This question already has answers here:
Closed 12 years ago.
Possible Duplicate:
Is there a difference between x++ and ++x in java?
I am reading the official Java tutorial and I don't get the difference between postfix and prefix (++x vs x++). Could someone explain?
++x: increment x; the value of the overall expression is the value after the increment
x++: increment x; the value of the overall expression is the value before the increment
Consider these two sections:
int x = 0;
System.out.println(x++); // Prints 0
// x is now 1
int y = 0;
System.out.println(++y); // Prints 1
// y is now 1
I personally try to avoid using them as expressions within a larger statement - I prefer standalone code, like this:
int x = 0;
System.out.println(x); // Prints 0
x++;
// x is now 1
int y = 0;
y++;
System.out.println(y); // Prints 1
// y is now 1
Here I believe everyone would be able to work out what's printed and the final values of x and y without scratching their heads too much.
There are definitely times when it's useful to have pre/post-increment available within an expression, but think of readability first.
++x increments x and then returns the value
x++ returns the value of x and then increments the variable
For example:
int x = 0;
int A = ++x; // A = 1
int B = x++; // B = 1
int C = x; // C = 2
Well, you get enough answers, I'm going just to worry you... Both post- and pre-increment operators can confuse code, so sometimes it is better to use just x+1 then you and other people definitely know what is going on there. Some examples:
int x = 5;
x = ++x;
System.out.println( x ); // prints 6
x = x++;
System.out.println( x ); // prints 6!
x = ++x + x++;
System.out.println( x ); // prints 14!
two last incrementing can be a source of problems to debug then (was watching that few times in my life...). x = x++ - it is evaluated before incrementing... So be careful!

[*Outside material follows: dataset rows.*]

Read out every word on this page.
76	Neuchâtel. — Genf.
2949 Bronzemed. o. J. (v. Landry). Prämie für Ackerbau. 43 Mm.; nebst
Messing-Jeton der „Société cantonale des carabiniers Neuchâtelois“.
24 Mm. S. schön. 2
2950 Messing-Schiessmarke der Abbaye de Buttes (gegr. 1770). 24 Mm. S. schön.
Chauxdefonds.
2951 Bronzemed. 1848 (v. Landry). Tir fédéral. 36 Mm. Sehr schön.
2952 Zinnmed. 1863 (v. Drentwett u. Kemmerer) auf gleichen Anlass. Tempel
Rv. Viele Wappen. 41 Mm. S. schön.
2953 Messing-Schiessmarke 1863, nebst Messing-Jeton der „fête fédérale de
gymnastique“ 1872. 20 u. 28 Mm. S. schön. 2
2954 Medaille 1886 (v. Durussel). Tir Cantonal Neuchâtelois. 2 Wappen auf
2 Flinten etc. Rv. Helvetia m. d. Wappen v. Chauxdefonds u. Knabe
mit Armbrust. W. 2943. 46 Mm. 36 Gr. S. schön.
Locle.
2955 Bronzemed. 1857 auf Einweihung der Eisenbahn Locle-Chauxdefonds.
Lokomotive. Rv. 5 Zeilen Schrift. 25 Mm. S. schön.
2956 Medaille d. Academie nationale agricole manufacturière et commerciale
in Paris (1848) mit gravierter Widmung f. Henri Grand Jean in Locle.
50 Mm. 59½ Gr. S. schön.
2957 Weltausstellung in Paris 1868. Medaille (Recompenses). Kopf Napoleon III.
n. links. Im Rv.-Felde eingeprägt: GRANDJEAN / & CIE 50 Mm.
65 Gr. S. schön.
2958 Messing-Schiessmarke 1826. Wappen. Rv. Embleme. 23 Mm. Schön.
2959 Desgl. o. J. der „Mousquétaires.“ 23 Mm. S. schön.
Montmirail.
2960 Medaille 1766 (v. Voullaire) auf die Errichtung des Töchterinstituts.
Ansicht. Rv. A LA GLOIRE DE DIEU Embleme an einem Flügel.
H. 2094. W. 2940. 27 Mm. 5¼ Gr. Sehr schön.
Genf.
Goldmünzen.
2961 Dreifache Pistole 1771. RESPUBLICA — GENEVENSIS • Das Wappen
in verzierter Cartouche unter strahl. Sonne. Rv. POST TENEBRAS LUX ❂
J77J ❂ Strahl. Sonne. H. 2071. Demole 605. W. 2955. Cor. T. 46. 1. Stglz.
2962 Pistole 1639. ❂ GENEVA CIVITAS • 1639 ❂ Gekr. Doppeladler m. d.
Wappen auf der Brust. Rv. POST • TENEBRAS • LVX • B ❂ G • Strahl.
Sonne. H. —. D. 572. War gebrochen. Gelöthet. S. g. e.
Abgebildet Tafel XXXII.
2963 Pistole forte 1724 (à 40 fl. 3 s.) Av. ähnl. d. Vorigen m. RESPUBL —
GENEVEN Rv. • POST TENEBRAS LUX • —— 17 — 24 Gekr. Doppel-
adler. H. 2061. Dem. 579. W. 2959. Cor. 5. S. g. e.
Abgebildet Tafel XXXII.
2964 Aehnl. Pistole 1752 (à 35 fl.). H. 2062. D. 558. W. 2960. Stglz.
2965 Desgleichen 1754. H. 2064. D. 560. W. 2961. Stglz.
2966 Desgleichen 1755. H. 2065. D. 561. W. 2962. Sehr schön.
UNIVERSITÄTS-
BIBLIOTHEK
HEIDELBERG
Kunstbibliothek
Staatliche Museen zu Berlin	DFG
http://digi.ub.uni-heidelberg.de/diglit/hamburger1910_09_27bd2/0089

++x is pre-incrementing and x++ is post-incrementing. With post-incrementing the value is increased after evaluation and with pre-incrementing the value is increased before evaluation.
Well, standing alone it's the same. but, if there are other operands involved - ++x will advance x and then apply the other operands, and x++ will first use x and then advance it.
Basically, ++x adds 1 to x before x is evaluated, while x++ adds 1 afterwards. It makes sense if you use it as an argument.
Let's start with x
int x = 3;
If we call System.out.println on x using the infix operator:
System.out.println(++x);
x will first increase to 4 and the println will output, "4". It is pretty much the same if we did:
x+=1;
System.out.println(x);
Let's imagine x equals 3 again. If we call System.out.println on x using the postfix operator:
System.out.println(x++);
It will first output the current value of x, "3", and then increase x. So it's like:
System.out.println(x);
x+=1;
Hope that helps.